Die Wahl des Themas sei auch als kritischer Kommentar zu den perfekten Technologievisionen der Smart Cities und als Plädoyer für die nicht minder intelligente Eigeninitiative der Bürger zu verstehen, deren Überlebenskünste gerade in den Megacities Asiens gebraucht würden, damit diese funktionieren, so Katja Schechtner. "Dieses Wissen kann auch in den Städten des Westens schnell wichtig werden, wenn eine Versorgungsinfrastruktur zusammenbricht."

Informationsquelle Mensch

Die Lektion daraus: Das städtische Leben lässt sich nicht so ordentlich vorausplanen wie ein Häuslbauerhaus. Waren die Architekten und Stadtplaner zu Zeiten großer Neuplanungen wie der mit einem Handstrich entworfenen Hauptstadt Brasília noch im Glauben, eine Stadt aus einem Guss in die Welt stellen zu können, ist man sich heute nur zu deutlich bewusst, dass das alles schon recht kompliziert ist.

Der Urbanist Roland Krebs, Dozent an der TU Wien und als Planer und Berater seit langem in Lateinamerika tätig, ist mit seinem Urban Design Lab auf der Ars Electronica vertreten. Er hat reichlich Erfahrungen mit der urbanen Realität jenseits vermeintlich einfacher Lösungen gemacht. "In Lateinamerika wissen die Städte nicht, wie sie Probleme lösen können, weil die Probleme zu komplex sind und die Beamten nur Planungsinstrumente aus dem letzten Jahrhundert haben. Die Planung kommt den schnell wachsenden Städten nicht hinterher, also lässt man alles schleifen."

Mit dem Urban Design Lab entwickelte Roland Krebs mit der TU und der Inter-American Development Bank eine Methode, wie man die Stadt in den Griff bekommen kann. Das simple Geheimnis: die Bevölkerung mit einbeziehen.

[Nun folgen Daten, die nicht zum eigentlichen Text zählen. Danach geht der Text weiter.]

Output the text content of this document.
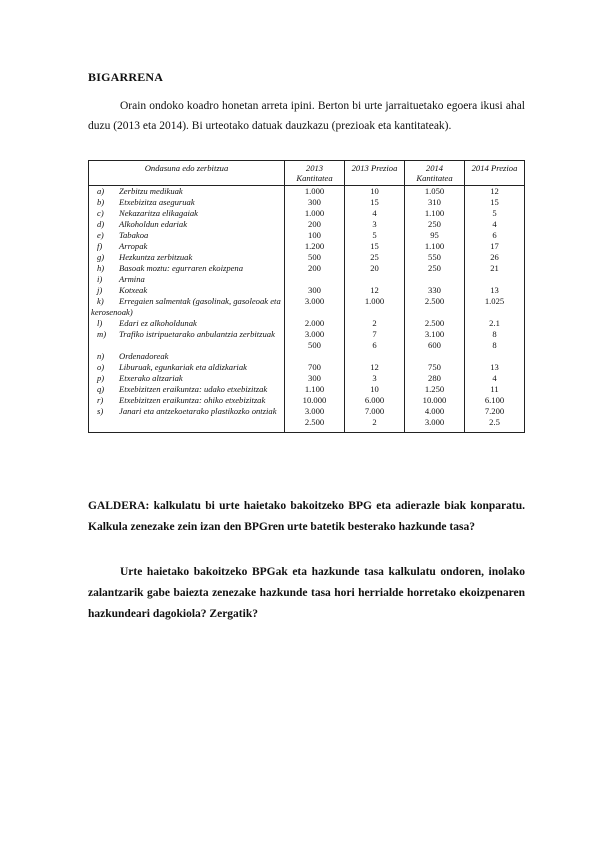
BIGARRENA

Orain ondoko koadro honetan arreta ipini. Berton bi urte jarraituetako egoera ikusi ahal duzu (2013 eta 2014). Bi urteotako datuak dauzkazu (prezioak eta kantitateak).

Ondasuna edo zerbitzua	2013 Kantitatea	2013 Prezioa	2014 Kantitatea	2014 Prezioa
a) Zerbitzu medikuak	1.000	10	1.050	12
b) Etxebizitza aseguruak	300	15	310	15
c) Nekazaritza elikagaiak	1.000	4	1.100	5
d) Alkoholdun edariak	200	3	250	4
e) Tabakoa	100	5	95	6
f) Arropak	1.200	15	1.100	17
g) Hezkuntza zerbitzuak	500	25	550	26
h) Basoak moztu: egurraren ekoizpena	200	20	250	21
i) Armina				
j) Kotxeak	300	12	330	13
k) Erregaien salmentak (gasolinak, gasoleoak eta kerosenoak)	3.000	1.000	2.500	1.025
l) Edari ez alkoholdunak	2.000	2	2.500	2.1
m) Trafiko istripuetarako anbulantzia zerbitzuak	3.000	7	3.100	8
	500	6	600	8
n) Ordenadoreak				
o) Liburuak, egunkariak eta aldizkariak	700	12	750	13
p) Etxerako altzariak	300	3	280	4
q) Etxebizitzen eraikuntza: udako etxebizitzak	1.100	10	1.250	11
r) Etxebizitzen eraikuntza: ohiko etxebizitzak	10.000	6.000	10.000	6.100
s) Janari eta antzekoetarako plastikozko ontziak	3.000	7.000	4.000	7.200
	2.500	2	3.000	2.5

GALDERA: kalkulatu bi urte haietako bakoitzeko BPG eta adierazle biak konparatu. Kalkula zenezake zein izan den BPGren urte batetik besterako hazkunde tasa?

Urte haietako bakoitzeko BPGak eta hazkunde tasa kalkulatu ondoren, inolako zalantzarik gabe baiezta zenezake hazkunde tasa hori herrialde horretako ekoizpenaren hazkundeari dagokiola? Zergatik?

In zehn Städten von Nicaragua bis Kolumbien wurde die Strategie angewendet. "Der Stadtplaner tritt hier nicht als Allwissender auf, sondern als Moderator, der den Input der Bevölkerung sammelt und erst am Schluss entwirft", erklärt Roland Krebs. "In Österreich bestellt die Politik einen Plan, die Bevölkerung ist glücklich oder nicht – und die Architekten wissen genau, was richtig ist. In Lateinamerika gibt es keine Masterpläne, aber viele junge, dynamische, gut ausgebildete Planer. Davon können wir lernen."

Dazu benötige man kein Hightech-Arsenal, man müsse nur den Leuten die richtigen Fragen stellen. "Es geht um den Menschen als wichtigste Informationsquelle, egal ob analog oder digital."

Ganz ähnliche Ziele verfolgt Andreas Henter. Mit seinem Linzer Büro TP3 Architekten und dem befreundeten spanischen Büro eddea arquitectura hat er das Open-Source-Werkzeug "city-thinking" entwickelt. Auch hier werden den Bürgern Fragen gestellt, die auch mal ins Poetisch-Überraschende kippen können. "Diese Art des Denkens, das auch Selbstverständlichkeiten infrage stellt, schafft ein Computerprogramm nie", sagt Henter.

Ein Beispiel für dieses Andersdenken: Als eine Zementfabrik bei Granada mit 100 Arbeitsplätzen ihre Tore schloss, planten die Behörden auf dem Areal Wohnungen. Die Architekten tp3 und eddea jedoch schauten sich um und analysierten. "Die Gegend ist voller Olivenbäume, die oft geschnitten werden müssen, wodurch reichlich Biomasse anfällt." Der Anfang eines Umdenkens oder, wie Andreas Henter es nennt, "eines Wunders": Statt Wohnungen entsteht auf dem Areal nun eine Fabrik für Holzpellets – mit 150 Arbeitsplätzen.

Mit einem Planer, der von Anfang an auf einer Idee beharrt, wäre das nicht geglückt, sagt Henter entschieden: "Das Wort Masterplan ist für mich ein Unwort!" Ob Granada, Manila, Jordanien oder der Bahnhof Linz: Die gänzlich undiktatorischen Planer von heute setzen auf Flexibilität und Entscheidungsstärke – und Lowtech steht Hightech an Intelligenz um nichts nach.